Silent Winter
David Jeffers
Here’s a run-down of Seattle’s winter silent film screenings, and two out of town dates well worth the trip.
Roxie does The Castro

Silly Symphonies (1929-1935)
Saturday, December 2, 1:30pm The Castro Theater, San Francisco
Chicago (1927)
Saturday, December 2, 7:30pm The Castro Theater, San Francisco
The San Francisco Silent Film Festival presents it’s annual winter show at the Castro Theater this Saturday, December 2, with a rare screening of Walt Disney’s early sound cartoons and the 1927 DeMille Pictures feature Chicago. Starring Phyllis Haver as Roxie Hart, Chicago was the first film based on the famous 1924 "Jazz Murders".
The Expressionists
Seattle Theater Group and The Paramount Theater in their ongoing series of silent film present three nights of German masterworks from the genre described by Lotte Eisner as a "world … so ‘permeable'
that, at any one moment, Mind, Spirit, Vision and Ghosts seem to gush forth …"

Louise Brooks and G. W. Pabst
Diary of A Lost Girl (1929)
Monday, January 15, 7:00pm The Paramount Theater
The second of two films Louise Brooks made with director G. W. Pabst, Diary of a Lost Girl is a story of innocence corrupted by evil. The legendary German director lured Brooks away from an established Hollywood career into what has been alternately described as professional suicide or the greatest work the alluring actress ever produced.

The White Hell of Pitz Palu (1929)
Monday, January 22, 7:00pm The Paramount Theater
A highlight of the "Mountain Film" genre, The White Hell of Pitz Palu features Leni Reifenstahl as a beautiful climber, trapped on a mountain of rotting ice with her injured husband. Directed by G. W. Pabst, The White Hell of Pitz Palu is beautiful and terrifying.

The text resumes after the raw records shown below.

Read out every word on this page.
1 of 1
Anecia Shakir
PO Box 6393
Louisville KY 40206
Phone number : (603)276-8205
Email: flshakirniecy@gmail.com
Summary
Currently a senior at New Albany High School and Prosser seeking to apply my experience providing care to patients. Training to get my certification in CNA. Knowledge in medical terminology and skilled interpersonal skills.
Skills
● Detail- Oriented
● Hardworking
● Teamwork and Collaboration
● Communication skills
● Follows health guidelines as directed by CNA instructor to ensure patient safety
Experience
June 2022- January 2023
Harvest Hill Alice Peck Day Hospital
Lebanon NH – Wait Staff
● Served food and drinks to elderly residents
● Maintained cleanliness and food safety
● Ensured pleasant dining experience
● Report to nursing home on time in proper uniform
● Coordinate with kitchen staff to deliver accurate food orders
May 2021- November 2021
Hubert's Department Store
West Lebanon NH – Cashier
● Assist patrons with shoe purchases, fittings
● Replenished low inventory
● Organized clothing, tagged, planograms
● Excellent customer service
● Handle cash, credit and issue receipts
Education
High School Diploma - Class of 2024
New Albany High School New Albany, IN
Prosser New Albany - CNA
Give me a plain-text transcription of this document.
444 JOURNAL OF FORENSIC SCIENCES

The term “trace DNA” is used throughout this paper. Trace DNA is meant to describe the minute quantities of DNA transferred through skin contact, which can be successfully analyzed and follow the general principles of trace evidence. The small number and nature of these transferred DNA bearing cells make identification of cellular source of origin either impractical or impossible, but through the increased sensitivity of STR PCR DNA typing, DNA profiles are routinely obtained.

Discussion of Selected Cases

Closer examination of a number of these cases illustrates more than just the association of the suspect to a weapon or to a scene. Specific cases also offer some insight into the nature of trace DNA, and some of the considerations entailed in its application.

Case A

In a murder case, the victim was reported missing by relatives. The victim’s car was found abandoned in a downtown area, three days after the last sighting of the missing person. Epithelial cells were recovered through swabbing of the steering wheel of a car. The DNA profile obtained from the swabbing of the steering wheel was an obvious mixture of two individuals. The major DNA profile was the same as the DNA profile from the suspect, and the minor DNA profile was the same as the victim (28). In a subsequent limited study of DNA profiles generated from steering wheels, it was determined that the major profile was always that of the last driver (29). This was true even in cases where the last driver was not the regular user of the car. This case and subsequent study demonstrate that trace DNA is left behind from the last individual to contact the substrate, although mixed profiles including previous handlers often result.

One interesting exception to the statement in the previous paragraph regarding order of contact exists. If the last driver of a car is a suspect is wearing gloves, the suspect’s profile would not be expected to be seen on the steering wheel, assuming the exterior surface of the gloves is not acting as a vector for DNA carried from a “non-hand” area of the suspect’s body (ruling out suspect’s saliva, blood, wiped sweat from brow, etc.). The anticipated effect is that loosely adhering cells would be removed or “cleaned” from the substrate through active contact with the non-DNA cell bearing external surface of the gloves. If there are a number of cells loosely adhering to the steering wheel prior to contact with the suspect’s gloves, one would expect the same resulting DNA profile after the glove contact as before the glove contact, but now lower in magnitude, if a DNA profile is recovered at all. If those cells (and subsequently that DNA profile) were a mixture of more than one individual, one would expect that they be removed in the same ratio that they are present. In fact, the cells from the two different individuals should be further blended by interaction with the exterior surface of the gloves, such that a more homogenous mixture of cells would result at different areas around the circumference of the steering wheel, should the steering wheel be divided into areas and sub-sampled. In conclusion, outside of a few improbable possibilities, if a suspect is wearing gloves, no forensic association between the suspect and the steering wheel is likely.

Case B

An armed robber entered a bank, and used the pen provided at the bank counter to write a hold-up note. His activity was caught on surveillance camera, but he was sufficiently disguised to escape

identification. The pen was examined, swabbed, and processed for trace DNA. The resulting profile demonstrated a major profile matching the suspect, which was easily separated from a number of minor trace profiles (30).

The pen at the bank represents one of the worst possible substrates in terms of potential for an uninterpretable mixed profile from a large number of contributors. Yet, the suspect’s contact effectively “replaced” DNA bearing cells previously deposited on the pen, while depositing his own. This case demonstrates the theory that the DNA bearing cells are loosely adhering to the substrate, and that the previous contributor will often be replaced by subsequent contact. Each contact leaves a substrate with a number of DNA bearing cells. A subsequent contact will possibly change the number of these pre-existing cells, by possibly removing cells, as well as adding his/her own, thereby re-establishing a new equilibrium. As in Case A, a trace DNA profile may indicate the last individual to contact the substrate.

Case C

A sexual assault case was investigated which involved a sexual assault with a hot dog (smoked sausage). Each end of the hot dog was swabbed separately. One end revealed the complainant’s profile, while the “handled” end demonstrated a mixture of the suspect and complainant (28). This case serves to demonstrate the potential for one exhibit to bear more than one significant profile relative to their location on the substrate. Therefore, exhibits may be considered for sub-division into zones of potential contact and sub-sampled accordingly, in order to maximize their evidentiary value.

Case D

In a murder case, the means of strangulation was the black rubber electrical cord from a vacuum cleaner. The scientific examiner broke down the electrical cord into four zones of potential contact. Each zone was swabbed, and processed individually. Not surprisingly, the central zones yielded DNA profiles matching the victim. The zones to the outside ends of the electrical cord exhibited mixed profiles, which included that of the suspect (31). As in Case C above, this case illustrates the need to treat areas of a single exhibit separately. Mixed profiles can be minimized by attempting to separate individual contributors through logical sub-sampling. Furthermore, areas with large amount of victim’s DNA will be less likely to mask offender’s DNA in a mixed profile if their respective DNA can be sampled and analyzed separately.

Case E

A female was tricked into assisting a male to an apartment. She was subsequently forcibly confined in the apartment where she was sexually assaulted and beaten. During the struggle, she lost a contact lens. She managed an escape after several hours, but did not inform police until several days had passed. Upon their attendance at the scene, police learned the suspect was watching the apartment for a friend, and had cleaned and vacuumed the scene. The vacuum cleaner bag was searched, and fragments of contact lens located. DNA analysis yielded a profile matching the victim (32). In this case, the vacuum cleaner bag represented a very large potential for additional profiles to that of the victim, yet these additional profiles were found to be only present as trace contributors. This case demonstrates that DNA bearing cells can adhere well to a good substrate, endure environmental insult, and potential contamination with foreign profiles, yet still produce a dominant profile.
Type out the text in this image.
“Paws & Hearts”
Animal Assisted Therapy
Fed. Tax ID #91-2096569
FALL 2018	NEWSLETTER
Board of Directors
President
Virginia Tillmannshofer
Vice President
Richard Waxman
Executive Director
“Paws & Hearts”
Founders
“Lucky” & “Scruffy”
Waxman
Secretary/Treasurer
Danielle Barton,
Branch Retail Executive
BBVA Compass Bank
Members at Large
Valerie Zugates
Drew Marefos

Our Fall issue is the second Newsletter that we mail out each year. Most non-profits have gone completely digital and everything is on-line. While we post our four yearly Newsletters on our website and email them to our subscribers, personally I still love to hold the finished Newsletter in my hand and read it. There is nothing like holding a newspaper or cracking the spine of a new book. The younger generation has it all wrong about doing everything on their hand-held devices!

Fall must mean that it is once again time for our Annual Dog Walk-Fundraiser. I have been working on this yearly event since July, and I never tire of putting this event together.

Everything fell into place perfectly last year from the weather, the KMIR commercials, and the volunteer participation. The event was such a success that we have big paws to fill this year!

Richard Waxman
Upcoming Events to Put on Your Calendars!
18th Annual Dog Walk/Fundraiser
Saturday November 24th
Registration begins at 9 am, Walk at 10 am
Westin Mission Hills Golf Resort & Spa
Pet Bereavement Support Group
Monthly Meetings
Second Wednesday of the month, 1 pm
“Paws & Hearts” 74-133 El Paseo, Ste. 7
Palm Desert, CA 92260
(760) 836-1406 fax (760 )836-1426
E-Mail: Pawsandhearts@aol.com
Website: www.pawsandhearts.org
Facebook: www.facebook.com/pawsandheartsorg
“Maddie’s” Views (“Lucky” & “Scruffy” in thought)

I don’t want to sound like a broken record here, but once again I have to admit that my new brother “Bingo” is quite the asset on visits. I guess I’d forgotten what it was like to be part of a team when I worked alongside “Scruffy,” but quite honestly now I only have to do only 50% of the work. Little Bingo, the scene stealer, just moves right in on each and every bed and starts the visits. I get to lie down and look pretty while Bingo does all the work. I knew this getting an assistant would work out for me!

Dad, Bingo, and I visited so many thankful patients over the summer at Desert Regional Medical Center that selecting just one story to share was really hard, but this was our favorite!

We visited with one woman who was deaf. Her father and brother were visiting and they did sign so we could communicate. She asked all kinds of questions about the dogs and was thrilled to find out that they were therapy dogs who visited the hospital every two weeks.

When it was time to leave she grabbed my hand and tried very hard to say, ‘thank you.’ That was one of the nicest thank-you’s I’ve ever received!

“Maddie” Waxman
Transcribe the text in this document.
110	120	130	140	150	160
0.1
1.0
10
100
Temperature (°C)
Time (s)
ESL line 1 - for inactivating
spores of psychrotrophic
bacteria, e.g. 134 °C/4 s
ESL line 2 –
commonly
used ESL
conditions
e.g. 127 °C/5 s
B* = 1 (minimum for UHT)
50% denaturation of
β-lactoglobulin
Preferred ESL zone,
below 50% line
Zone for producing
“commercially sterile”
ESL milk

Director Joe May, on the set of Asphalt.
Asphalt (1929)
Monday, January 29, 7:00pm The Paramount Theater
Asphalt is the story of a beautiful jewel thief and the policeman she seduces to gain her freedom, revealed in a beautifully stylized example of Expressionism.
Musical accompaniment for the series will be performed, as always, by exceptional house organist Dennis James on The Paramount's original 4/20 Publix Wurlitzer.
Cinema Muto via West Seattle
If you missed the 25th Annual Pordenone Silent Film Festival in October, January 26 is your incredibly lucky day! Donald Sosin returns to the Pacific Northwest for two appearances, Friday the 26th at West Seattle’s Kenyon Hall, and Sunday, January 28th as accompanist for the Port Townsend Film Festival's winter silent film program at the Historic Rose Theater.

Way Down East (1920)
Friday, January 26, 8:00pm, Kenyon Hall
D. W. Griffith’s great melodrama of social morality, with its sensational rescue finale was featured as the opening presentation at Le Giornate Del Cinema Muto, October 6, 2006. Donald Sosin appears for one night at Kenyon Hall to showcase his new score written for Pordenone. Along with Way Down East, Sosin will also accompany Griffith’s 1909 Biograph film A Corner In Wheat.
A Thing Of Beauty and A Boy Forever

Peter Pan (1924)
Sunday, January 28. 1:00pm & 4:00pm, The Rose Theater, Port Townsend
Seventeen-year-old Betty Bronson was hand picked by author J. M. Barrie to play the boy who won’t grow up, in Paramount’s star studded production of Peter Pan. Delightful art direction (frolicking mermaids on the beach, flying pirate ships) and perfect casting (Anna May Wong as Tiger Lily, Ernest Torrence as Captain Hook and Mary Brian as Wendy) made Peter Pan a charming, magical holiday sensation in 1924. An impishly joyful Bronson lit up the screen as Peter, while Barrie’s original text was used for the inter-titles in what remains the finest telling of this well-loved paean to eternal childhood.
This jewel of the silent era, in this lovely old theater, with Donald Sosin’s accompaniment and introductions by film scholar Stewart Stern should make for a most extraordinary evening.